Van Boeckel, of ETH Zürich, points out that in many countries, vets make money from antibiotic sales, so simply “trusting” them isn’t an effective way to ensure antibiotics are used sparingly. “Places like Denmark and Sweden,” where vets do not make a profit on selling antibiotics, “didn’t reduce antibiotic use through trust. They have quite aggressive policies with targets and a penalty system,” he said.
Solomina, of Compassion in World Farming, said there isn’t enough awareness from policymakers and the public regarding the “economic benefits” vets may derive from antimicrobial sales, and noted that “in some EU countries, veterinarians sell the antimicrobials directly to farms” – rather than medicine manufacturers selling to vets, who should then prescribe the medicines for animals.
The five industry associations included in DeSmog’s analysis were contacted for comment.
Roxane Feller, the AnimalhealthEurope secretary-general, told DeSmog in a statement that the animal health sector supports antibiotic stewardship and “responsible use of all medicines.” Feller emphasised that the industry has reduced antibiotic use by prioritising “preventative practices” including vaccination and nutrition, adding: “We are actively working with partners across the livestock value chain to reduce the need for antibiotic use for animal health purposes.”
“The animal health industry in Europe acknowledges its responsibility and remains firmly committed to playing an active role in addressing this One Health challenge of antibiotic resistance,” she said.
A spokesperson from EPRUMA said that all of its partners “support responsible use of all medicines and promote actions to reduce the need to use antibiotics for animal care.”
The EPRUMA spokesperson added that its partners “continue to work together on raising awareness on responsible use and reducing the need for antibiotics through a holistic approach that includes aspects such as good nutrition, enhanced biosecurity, good husbandry, preventive animal health plans and vaccination.”

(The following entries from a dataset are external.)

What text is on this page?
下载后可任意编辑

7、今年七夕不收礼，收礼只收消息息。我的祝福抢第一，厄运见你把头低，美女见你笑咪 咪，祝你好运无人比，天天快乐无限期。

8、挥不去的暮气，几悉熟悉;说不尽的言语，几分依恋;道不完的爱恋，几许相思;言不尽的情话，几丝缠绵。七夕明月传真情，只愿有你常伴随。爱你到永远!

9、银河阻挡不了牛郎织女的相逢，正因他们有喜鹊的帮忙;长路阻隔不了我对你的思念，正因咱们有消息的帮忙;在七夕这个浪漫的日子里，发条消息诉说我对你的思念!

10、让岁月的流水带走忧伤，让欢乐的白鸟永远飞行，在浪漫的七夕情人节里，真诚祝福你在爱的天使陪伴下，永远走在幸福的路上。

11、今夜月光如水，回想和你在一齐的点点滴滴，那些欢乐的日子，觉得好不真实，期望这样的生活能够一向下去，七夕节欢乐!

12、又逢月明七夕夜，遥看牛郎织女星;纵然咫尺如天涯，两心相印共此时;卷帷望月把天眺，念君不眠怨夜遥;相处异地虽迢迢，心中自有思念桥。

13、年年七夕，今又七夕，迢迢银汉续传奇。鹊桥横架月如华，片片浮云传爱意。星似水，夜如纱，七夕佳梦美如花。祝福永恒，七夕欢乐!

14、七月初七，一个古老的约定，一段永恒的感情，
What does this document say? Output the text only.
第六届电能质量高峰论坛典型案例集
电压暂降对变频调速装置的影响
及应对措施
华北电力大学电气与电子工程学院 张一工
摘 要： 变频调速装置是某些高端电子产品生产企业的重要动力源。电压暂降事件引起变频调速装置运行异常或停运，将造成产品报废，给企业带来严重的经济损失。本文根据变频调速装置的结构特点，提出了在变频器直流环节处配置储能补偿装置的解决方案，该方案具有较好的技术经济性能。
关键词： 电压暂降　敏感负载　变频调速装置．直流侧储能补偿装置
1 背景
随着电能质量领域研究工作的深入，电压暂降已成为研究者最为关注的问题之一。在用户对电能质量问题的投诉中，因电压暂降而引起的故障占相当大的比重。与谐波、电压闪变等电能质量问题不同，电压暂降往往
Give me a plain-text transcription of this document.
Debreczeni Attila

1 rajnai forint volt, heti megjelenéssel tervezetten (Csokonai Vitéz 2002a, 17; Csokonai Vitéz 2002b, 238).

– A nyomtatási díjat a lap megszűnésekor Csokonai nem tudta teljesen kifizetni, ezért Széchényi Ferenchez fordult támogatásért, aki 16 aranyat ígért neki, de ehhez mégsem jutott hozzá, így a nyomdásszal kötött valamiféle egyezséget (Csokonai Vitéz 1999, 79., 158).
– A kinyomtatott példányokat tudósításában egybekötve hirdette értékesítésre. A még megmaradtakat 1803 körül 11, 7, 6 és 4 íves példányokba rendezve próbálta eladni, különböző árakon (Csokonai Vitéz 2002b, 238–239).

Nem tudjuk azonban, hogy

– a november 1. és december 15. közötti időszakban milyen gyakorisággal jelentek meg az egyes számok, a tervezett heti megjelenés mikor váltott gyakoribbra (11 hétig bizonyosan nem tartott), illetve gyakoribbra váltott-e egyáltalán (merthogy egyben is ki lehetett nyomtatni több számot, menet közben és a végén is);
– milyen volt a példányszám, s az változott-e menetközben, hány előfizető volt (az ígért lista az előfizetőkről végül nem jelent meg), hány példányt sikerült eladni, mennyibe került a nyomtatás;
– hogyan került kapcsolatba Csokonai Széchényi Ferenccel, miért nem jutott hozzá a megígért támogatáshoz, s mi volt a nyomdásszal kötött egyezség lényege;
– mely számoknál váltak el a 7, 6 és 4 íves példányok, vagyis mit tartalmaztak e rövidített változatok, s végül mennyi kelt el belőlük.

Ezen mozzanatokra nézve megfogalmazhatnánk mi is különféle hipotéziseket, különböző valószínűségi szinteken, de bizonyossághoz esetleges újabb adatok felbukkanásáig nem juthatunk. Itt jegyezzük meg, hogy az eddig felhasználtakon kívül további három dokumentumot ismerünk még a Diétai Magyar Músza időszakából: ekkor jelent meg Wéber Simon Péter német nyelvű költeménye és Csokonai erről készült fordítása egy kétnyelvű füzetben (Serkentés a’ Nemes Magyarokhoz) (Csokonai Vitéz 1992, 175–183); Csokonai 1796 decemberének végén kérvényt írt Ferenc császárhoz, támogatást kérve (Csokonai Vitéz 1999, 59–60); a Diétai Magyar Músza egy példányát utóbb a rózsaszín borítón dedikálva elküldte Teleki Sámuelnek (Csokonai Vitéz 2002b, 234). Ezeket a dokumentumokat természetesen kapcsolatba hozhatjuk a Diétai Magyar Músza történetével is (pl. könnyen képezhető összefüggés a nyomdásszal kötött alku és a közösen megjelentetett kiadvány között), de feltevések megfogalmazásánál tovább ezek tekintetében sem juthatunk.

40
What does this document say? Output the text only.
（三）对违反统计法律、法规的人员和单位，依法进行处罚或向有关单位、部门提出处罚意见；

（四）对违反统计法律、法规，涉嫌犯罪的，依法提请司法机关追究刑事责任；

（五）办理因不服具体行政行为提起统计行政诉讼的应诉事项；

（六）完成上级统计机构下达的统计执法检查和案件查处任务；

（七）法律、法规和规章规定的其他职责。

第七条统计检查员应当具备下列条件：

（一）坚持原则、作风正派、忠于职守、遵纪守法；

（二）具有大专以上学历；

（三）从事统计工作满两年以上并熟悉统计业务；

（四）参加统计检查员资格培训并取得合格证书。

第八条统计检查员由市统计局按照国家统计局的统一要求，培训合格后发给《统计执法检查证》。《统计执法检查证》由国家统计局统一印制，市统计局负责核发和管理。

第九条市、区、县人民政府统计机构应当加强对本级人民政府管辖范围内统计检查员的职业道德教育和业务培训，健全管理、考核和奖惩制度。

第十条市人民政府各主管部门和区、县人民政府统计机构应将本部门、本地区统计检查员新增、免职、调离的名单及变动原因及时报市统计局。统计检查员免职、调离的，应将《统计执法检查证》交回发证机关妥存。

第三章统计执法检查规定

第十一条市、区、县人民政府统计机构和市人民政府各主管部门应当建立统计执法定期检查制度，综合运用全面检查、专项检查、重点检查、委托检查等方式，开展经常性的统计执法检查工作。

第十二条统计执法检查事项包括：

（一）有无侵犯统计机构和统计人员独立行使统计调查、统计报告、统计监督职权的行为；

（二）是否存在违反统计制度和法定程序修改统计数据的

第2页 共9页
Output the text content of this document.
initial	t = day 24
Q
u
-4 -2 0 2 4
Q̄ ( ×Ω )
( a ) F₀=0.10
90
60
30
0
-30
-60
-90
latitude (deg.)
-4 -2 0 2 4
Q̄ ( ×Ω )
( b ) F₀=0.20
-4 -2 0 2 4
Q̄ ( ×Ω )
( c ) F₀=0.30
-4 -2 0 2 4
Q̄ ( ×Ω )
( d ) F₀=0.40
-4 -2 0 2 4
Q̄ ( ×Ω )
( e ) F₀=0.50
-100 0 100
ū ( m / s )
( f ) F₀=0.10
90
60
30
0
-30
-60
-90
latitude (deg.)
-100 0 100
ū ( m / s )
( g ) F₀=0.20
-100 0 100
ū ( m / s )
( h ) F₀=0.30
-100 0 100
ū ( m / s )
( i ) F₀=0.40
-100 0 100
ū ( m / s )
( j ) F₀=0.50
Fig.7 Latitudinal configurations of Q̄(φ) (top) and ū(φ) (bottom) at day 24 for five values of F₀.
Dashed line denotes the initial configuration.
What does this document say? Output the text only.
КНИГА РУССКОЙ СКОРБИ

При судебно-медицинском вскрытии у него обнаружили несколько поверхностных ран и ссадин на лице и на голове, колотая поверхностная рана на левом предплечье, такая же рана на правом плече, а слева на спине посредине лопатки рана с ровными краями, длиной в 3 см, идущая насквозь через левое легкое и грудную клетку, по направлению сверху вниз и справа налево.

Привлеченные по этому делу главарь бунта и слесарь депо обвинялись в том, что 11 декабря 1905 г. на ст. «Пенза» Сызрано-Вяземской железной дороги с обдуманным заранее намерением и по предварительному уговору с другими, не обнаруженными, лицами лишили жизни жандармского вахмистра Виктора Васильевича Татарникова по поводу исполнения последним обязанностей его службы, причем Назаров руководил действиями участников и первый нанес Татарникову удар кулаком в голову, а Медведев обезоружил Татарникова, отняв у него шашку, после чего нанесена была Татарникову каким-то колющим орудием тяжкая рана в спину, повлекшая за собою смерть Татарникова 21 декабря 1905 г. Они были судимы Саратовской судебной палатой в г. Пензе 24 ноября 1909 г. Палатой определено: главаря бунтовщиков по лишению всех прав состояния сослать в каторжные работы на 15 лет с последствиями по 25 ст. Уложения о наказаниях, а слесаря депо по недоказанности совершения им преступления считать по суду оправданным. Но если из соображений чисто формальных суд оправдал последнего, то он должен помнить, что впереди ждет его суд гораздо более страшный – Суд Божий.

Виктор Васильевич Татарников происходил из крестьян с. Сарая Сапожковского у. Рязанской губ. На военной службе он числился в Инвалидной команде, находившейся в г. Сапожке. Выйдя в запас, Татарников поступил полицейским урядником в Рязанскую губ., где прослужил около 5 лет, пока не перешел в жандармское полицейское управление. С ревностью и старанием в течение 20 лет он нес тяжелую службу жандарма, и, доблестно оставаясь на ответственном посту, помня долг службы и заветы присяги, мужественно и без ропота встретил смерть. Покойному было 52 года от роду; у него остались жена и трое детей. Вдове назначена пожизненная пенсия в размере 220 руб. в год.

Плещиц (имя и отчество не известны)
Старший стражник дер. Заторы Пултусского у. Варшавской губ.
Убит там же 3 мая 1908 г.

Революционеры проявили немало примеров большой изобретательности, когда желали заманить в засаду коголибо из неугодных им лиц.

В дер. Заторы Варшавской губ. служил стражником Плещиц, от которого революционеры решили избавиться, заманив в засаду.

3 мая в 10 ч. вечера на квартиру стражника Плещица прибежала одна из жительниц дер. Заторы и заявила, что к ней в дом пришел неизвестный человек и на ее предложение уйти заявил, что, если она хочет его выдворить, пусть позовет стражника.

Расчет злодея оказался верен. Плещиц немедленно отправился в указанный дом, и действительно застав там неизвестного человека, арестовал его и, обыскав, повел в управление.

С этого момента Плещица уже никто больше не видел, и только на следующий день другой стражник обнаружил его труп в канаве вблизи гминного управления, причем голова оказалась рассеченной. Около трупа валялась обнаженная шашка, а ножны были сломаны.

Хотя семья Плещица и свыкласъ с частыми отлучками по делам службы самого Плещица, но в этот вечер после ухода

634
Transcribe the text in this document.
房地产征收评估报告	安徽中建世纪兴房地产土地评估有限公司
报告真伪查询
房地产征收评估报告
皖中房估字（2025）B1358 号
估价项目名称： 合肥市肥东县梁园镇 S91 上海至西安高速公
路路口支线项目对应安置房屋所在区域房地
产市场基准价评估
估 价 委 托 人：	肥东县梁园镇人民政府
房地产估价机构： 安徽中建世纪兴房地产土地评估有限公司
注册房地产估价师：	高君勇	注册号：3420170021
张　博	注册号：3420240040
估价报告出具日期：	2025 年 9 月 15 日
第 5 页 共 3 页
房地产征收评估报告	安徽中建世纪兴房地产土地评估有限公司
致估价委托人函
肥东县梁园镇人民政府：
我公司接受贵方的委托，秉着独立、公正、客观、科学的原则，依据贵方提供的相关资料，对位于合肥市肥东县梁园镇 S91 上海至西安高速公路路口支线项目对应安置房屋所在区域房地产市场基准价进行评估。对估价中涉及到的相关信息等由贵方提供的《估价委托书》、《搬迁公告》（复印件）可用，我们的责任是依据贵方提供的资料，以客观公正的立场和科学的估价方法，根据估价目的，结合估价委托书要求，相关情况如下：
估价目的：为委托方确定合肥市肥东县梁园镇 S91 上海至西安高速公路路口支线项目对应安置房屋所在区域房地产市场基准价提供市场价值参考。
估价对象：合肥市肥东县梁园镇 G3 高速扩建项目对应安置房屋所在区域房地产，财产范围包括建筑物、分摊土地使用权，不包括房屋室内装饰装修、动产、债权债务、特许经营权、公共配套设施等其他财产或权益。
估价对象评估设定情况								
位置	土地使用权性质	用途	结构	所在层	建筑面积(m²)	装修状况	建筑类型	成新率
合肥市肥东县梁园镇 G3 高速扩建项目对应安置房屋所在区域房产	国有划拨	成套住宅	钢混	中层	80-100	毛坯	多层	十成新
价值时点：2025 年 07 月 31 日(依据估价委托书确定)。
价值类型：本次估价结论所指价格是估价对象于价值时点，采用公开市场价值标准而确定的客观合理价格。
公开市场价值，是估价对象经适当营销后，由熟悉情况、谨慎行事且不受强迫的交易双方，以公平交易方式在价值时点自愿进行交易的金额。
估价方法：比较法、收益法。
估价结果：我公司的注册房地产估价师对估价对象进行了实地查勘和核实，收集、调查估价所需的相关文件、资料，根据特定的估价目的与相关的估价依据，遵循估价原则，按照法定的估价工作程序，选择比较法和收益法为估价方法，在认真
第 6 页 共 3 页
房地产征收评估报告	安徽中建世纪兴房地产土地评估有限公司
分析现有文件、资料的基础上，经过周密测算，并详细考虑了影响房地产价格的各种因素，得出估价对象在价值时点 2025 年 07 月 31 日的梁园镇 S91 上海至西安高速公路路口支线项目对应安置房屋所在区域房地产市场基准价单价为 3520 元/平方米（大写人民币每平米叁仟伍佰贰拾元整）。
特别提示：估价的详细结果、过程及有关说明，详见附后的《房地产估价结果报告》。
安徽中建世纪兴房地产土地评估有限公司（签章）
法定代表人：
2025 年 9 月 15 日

A spokesperson for HealthforAnimals – which also responded on behalf of its members Zoetis, Elanco, and Phibro – told DeSmog that the sector “supports responsible use and reducing the need for antibiotics.”
The spokesperson added: “A preventative approach recognizes that tackling underlying disease is the only way to reduce antibiotic need in a manner that respects animal welfare and protects public health. More work will be done in the years ahead to continue tackling animal disease and reducing antibiotic need and we encourage others to learn from the successes achieved in animal health.”
The Federation of Veterinarians of Europe and European Livestock Voice did not respond to requests for comment.